I’ve avoided a comparison to Batman in this review. There really isn’t one. Foster’s story owes something to Superman (Batman didn’t fly, did he?), but it’s more inspired by the 1940s radio and TV late afternoon kid shows where the main character would hawk premiums. The mention of box tops is more a cultural reference, and a brief one, than a parody. Mustn’t upset that nice sponsor Kellogg or its ad agency. The Jay Ward studio, with its counterfeit box top plot-line on “Rocky and Bullwinkle,” learned that the hard way.


  1. The comparison with the suit is probably closer to Maltese's Batman costume the Coyote donned in "Gee Whiz-z-z-z-z-z-z" (one of the Road Runners Nordli worked on) -- Maltese had the costume work, but fail because the overconfident Coyote doesn't pay attention. Foster goes back more to his "Everything works for Bugs/Tweety and doesn't for Sam/Sylvester" routine here with Yogi and the Ranger, where the bat suit's success depends on who's wearing it. It's not as good as example of personality animation as with the Warners' effort, but since Warren had to squeeze five minutes instead of 30 seconds out of the plot device, it's also understandable.

  2. Not knowing any better, for years I assumed BATTY BEAR was inspired by the 1966 BATMAN television series craze! When I finally found out that it was made in the early sixties I was astounded as to how ahead of its time it was!

  3. 2/1/15 Wrote:
    Christopher, the Batman series came out in January 1966; This cartoon came out around 1961-62, so this Batman parody with Yogi came first (though it was preceded by Wile E. Coyote donning the Bat-suit in an earlier Warner Brothers Cartoon, and failing, of course by crashing into a cliff while flying, then falling to the ground. This was pointed out by J. Lee in the above comment from a cartoon titled "Gee Whizz-zzz-zzz.") Batman doesn't fly literally, but he can do terrifying leaps, fly in a Bat-copter, and has a Bat Jet-pack to elevate him. These were just some of many of the endless "Bat Objects" he was saddled with over the years. Maltese was obviously inspired by the Batman comic books, and the short-lived movie serials put out by Columbia Pictures from 1941, 1943, and 1945. "Batman" was changed to "Bat Guy" to avoid the lawsuits from DC comics.

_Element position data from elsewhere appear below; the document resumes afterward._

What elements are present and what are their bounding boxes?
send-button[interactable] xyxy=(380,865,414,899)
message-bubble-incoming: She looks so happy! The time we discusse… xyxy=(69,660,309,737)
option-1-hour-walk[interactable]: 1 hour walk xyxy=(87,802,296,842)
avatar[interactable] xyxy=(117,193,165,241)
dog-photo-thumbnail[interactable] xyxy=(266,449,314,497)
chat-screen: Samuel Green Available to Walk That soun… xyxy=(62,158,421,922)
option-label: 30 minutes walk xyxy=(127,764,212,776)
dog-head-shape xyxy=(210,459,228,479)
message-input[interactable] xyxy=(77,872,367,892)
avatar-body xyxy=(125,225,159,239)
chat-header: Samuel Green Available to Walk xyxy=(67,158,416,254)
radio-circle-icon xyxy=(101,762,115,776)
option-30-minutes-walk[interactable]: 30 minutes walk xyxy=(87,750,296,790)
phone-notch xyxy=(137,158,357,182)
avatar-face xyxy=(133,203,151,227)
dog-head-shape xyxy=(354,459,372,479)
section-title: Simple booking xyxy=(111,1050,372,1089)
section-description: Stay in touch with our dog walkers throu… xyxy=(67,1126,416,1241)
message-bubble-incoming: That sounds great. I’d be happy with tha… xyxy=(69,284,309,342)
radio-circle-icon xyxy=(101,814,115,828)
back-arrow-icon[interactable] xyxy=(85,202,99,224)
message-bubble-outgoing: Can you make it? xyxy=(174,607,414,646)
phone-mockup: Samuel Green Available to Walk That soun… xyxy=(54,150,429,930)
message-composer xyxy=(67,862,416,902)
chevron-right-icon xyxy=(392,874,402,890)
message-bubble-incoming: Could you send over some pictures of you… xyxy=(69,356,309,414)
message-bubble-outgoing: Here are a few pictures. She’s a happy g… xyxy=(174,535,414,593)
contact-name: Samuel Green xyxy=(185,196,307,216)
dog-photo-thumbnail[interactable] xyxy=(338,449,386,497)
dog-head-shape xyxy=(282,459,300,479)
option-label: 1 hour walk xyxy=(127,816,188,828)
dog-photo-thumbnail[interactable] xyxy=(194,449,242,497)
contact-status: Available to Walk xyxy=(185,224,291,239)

  4. Nice to see another review. Before I even saw J.Lee's comment ,"Gee Whizz"
    (and that scene from "Zip Zip Hooray" and :"The Adventures of the Roadrunner',a 1961 featurette, WB animation's only one, that segmented it,) came to mind when I saw the pics of Yogi. Steve J.,Carras

  5. Reading Bay Guy’s statement, pleading for the kids to save his job “…since I wear a mask, I can be easily replaced…” reminded me of when The Lone Ranger’s Clayton Moore left the series (or was fired) over a salary dispute and was replaced with John Hart. Even though they both wore masks, the change was obvious.

  6. There was some superhero/masked guy show of which William Hanna and Joseph Barbera were fans of. Think about it, one of the hidden and underrated symbols of Hanna-Barbera is, as they say, "the ol' kid (or bear) worships TV hero star so father dresses up and impersonate him to make kid (or bear?) happy."

    ''Augie Doggie and Doggie Daddy'', ''Yogi Bear'', ''The Flintstones'', ''Magilla Gorilla'' and ''The Tom and Jerry Show'' - Spike and Tyke segment, and maybe I am omitting someone. The point is that there was some show from which they channeled all of this stuff, sure in some of the studio's adaptations the persona of the character of the actor playing the superhero was snobbish, too sick to make it but made it anyway, and finally nice.

    Does anyone know the show that caused this tsunami of these stories. Sure it took us some time to make the connection, but still, we were fed a lot of these stories. Also maybe it, in a way inspired ''Quick Draw McGraw'' with the whole masked avenger bit.-Georgi

  7. As I recall, it wasn't that the suit perversely refused to work for Mr. Ranger; I believe Yogi told Boo-Boo that the strong updraft "dives down later in the day".